How Google search engine works

  • Crawling.
    Crawling is the process by which Googlebot discovers new
    and updated Google uses a huge set of computers to fetch (or
    “crawl”) billions of pages on the web. The program that does the
    fetching is called Googlebot (also known as a robot, bot, or
    spider).
  • Indexing.
    Googlebot processes each of the pages it crawls in order to compile a massive index of all the words it sees and their location on each page. In addition, bot processes information included in key content tags and attributes, such as Title tags and ALT attributes.
  • Serving results/Ranking.
    When you enter a query, machines search the index for matching pages. Relevancy is determined by over 200 factors, one of which is the Page Ranking.

What can you do to help Google crawl and index your site


Title and Meta
Titles are important and very visible to users. Having a descriptive and accurate title allows people to choose your page above others. Maximum 68 characters.

<title>Your title goes here</title>

The meta description is a 150 character snippet, a tag in HTML, that summarizes a page’s content. Search engines show the meta description in search results mostly when the searched for phrase is contained in the description.

Alt tags
ALT tags provide a text alternative to an image.
They are a way to “describe” an image to those who can not see the image. The most important function of an ALT tag is to explain to a blind user/Googlebot what an image is displaying.

  • Titles are page specific and should be accurate and descriptive
  • No two titles on your website should be the same
  • ALT tags should be used to accurately describe the images on your page

    < src=”CampLogo.gif” alt=”Camp 2011 logo”>

robots.txt file

What is a robots.txt file?
The first thing a search engine Googlebot looks at when it is visiting your page is the robots.txt The robots.txt file is a simple text file placed on your web server which tells webcrawlers like Googlebot if they should access your site directories and files or not.

Where should I have rorbots.txt file?

www.yourwebsite.com/robots.txt

Create robots.txt file

User-agent: * or  User-agent: Googlebot
Disallow: /photos
Allow: /photos/mycar.jpg

How robots.txt file can help

  • You have content you want blocked from search engines
  • You are using paid links or advertisements that need special instructions for robots
  • You want to fine tune access to your site from reputable
  • You are developing a site that is live, but you do not want
    search engines to index it yet

Three ways to add robots.txt file to your Django project

1. The one-line
Add to urls

from django.http import HttpResponse

urlpatterns = patterns('', ... 
(r'^robots.txt$', lambda r: HttpResponse("User-agent: *\nDisallow: /", mimetype="text/plain")) )

Advantages: it is a simple one-liner disallowing all bots, with no extra files to be created, and It’s as simple as it gets.
Disadvantages: It is the missing scalability. urls.py is not the right place for content of any kind.

2. Direct to template
Just drop a robots.txt file into your main templates directory :

from django.views.generic import TemplateView

urlpatterns = patterns(

(r'^robots\.txt$',TemplateView.as_view
(template_name=’staticpages/robots.txt',   content_type='text/plain')),

)

Advantages: simplicity, and if you already have a robots.txt file you want to reuse, there’s no overhead for that.
Disadvantages: If your robots file changes somewhat frequently, you need to push changes to your web server every time.

3. The django-robots app
You can install django app and add it to your INSTALLED_APPS:
django-robots

Advantages: if you have a lot of rules, or if you need a site admin to change them without pushing changes to the web server.
Disadvantages: For small projects, this would be overkill.

Sitemap file

Why do I need a sitemap?
A sitemap is a file where you can list the web pages of your site to tell Google and other search engines about the organization of your site content.

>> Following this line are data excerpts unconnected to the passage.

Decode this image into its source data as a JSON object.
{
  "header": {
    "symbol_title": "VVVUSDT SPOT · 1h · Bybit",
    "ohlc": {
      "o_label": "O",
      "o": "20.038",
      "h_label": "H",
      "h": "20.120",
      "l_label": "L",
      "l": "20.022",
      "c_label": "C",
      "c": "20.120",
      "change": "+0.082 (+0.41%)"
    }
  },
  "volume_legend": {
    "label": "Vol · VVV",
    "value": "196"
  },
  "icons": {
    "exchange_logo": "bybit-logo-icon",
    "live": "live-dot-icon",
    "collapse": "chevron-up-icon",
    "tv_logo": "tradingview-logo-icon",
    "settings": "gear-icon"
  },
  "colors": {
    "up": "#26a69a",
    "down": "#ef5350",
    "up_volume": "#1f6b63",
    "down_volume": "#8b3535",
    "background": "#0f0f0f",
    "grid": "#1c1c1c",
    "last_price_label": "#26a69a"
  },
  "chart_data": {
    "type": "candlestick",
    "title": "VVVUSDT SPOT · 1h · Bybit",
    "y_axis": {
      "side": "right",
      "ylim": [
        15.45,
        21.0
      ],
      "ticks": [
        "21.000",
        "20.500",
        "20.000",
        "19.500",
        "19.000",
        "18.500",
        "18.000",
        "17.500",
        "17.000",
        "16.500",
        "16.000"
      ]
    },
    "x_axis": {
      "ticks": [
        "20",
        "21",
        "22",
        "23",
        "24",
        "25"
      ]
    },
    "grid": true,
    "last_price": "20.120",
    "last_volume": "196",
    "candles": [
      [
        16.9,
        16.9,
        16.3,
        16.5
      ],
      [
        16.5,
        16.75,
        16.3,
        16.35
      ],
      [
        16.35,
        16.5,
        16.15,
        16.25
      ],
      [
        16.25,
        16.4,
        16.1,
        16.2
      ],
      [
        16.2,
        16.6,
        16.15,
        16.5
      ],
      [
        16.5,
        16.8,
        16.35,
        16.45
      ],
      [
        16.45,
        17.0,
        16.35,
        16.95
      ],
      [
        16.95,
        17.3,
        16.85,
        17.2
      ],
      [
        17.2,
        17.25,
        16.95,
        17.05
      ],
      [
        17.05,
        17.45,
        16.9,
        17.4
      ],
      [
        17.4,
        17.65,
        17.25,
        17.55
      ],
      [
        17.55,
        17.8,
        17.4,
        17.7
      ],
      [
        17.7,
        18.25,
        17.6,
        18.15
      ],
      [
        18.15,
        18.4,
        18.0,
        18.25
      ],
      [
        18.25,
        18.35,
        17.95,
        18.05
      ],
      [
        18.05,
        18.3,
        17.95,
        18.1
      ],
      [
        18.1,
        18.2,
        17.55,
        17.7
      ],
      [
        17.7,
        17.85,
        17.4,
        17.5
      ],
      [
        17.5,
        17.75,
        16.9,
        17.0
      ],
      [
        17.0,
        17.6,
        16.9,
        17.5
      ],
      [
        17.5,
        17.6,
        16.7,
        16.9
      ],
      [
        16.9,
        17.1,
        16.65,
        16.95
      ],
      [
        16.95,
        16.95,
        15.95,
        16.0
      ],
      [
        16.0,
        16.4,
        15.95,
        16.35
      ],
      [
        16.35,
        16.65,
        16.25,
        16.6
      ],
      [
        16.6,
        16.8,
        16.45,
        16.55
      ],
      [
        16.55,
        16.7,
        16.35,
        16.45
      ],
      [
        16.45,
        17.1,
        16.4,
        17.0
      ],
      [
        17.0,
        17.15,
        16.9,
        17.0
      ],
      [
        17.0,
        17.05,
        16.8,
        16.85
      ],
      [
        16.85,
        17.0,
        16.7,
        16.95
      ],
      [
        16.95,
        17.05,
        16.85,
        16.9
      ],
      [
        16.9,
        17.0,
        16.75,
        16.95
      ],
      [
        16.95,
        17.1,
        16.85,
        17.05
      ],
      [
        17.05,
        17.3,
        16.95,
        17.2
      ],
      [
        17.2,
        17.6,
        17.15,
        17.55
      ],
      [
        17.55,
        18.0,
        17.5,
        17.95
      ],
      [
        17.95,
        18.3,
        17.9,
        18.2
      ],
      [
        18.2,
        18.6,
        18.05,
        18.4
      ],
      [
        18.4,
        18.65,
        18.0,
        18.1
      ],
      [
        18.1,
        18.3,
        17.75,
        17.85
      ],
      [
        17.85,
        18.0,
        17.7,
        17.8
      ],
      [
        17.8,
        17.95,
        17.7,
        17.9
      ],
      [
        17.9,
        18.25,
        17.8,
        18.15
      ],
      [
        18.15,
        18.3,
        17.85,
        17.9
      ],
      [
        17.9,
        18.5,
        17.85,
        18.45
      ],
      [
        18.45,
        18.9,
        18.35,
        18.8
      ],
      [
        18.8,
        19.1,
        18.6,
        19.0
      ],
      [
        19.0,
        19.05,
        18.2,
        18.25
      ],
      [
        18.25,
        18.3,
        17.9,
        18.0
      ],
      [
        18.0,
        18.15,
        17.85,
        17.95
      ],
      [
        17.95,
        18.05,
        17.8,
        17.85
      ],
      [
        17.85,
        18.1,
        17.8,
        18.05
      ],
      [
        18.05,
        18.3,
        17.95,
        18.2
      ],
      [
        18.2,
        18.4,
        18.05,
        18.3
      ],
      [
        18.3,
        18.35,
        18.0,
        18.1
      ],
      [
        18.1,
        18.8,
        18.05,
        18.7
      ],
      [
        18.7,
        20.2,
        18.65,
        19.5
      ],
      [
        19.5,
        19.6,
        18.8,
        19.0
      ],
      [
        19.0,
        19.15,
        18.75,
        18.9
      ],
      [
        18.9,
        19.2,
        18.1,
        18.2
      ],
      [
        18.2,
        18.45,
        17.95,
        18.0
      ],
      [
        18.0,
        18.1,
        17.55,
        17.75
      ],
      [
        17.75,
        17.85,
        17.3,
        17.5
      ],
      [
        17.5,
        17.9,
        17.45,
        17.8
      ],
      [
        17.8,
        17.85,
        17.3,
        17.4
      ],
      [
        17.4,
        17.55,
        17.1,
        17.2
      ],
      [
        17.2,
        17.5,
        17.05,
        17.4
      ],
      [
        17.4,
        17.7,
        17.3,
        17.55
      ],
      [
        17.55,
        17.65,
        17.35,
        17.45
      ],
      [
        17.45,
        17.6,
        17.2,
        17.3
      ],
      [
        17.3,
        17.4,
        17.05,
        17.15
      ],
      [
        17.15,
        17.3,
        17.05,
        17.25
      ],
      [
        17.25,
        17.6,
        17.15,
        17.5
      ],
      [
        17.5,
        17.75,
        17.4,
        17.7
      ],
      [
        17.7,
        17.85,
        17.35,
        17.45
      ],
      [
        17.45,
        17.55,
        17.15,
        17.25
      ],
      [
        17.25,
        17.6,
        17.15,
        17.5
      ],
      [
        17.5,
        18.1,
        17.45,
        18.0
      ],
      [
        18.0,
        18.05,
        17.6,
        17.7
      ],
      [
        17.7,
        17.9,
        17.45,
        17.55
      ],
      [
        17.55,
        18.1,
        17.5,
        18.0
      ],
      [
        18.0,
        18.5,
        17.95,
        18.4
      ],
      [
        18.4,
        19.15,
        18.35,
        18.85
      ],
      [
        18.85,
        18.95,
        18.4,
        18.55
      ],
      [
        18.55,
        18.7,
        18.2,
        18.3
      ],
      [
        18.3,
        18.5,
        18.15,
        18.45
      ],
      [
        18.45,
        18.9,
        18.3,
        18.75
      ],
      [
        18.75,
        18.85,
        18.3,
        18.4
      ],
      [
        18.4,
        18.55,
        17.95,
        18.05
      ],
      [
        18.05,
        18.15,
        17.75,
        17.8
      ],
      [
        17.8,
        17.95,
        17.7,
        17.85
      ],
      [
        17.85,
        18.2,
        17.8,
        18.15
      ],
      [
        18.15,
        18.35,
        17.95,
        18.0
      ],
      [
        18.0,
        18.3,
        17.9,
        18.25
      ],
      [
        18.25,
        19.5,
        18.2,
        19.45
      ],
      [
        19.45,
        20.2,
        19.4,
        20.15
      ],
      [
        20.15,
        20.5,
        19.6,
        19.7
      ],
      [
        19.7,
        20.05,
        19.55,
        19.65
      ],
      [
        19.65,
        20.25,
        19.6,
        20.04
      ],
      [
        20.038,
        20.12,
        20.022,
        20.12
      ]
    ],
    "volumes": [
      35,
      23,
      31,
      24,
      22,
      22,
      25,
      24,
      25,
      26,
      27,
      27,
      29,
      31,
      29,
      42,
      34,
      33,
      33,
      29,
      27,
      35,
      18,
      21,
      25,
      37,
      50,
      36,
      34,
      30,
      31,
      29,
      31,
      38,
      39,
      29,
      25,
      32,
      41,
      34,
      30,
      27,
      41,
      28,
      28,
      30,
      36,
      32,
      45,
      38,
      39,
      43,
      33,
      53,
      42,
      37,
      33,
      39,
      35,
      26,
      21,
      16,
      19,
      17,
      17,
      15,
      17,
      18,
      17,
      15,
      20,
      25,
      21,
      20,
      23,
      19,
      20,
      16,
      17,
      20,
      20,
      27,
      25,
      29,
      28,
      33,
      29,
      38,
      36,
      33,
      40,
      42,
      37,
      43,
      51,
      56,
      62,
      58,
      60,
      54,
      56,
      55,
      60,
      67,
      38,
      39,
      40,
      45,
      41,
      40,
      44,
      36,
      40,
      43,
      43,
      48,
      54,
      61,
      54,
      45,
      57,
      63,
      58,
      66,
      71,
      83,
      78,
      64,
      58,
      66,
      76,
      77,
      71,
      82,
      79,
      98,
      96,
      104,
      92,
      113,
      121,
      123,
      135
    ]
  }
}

It makes easier for Google to discover the pages on your site. Search engine web crawlers like Googlebot read this file to more intelligently crawl your site.

How to build a sitemap:

  • Decide which pages on your site should be crawled by Google, and
    determine the canonical version of each page.

  • Decide which sitemap format you want to use – XML, RSS, mRSS, Atom 1.0 or Text Test your sitemap using the Search Console Sitemaps testing tool.

  • Make your sitemap available to Google by adding it
    to your robots.txt file and submitting it to Search Console. Sitemap:
    http://example.com/sitemap.xml

How to add sitemap to Django?

URL

from django.contrib.sitemaps.views import sitemap

url(r'^sitemap\.xml$', 
sitemap, {'sitemaps': sitemaps},
name='django.contrib.sitemaps.views.sitemap')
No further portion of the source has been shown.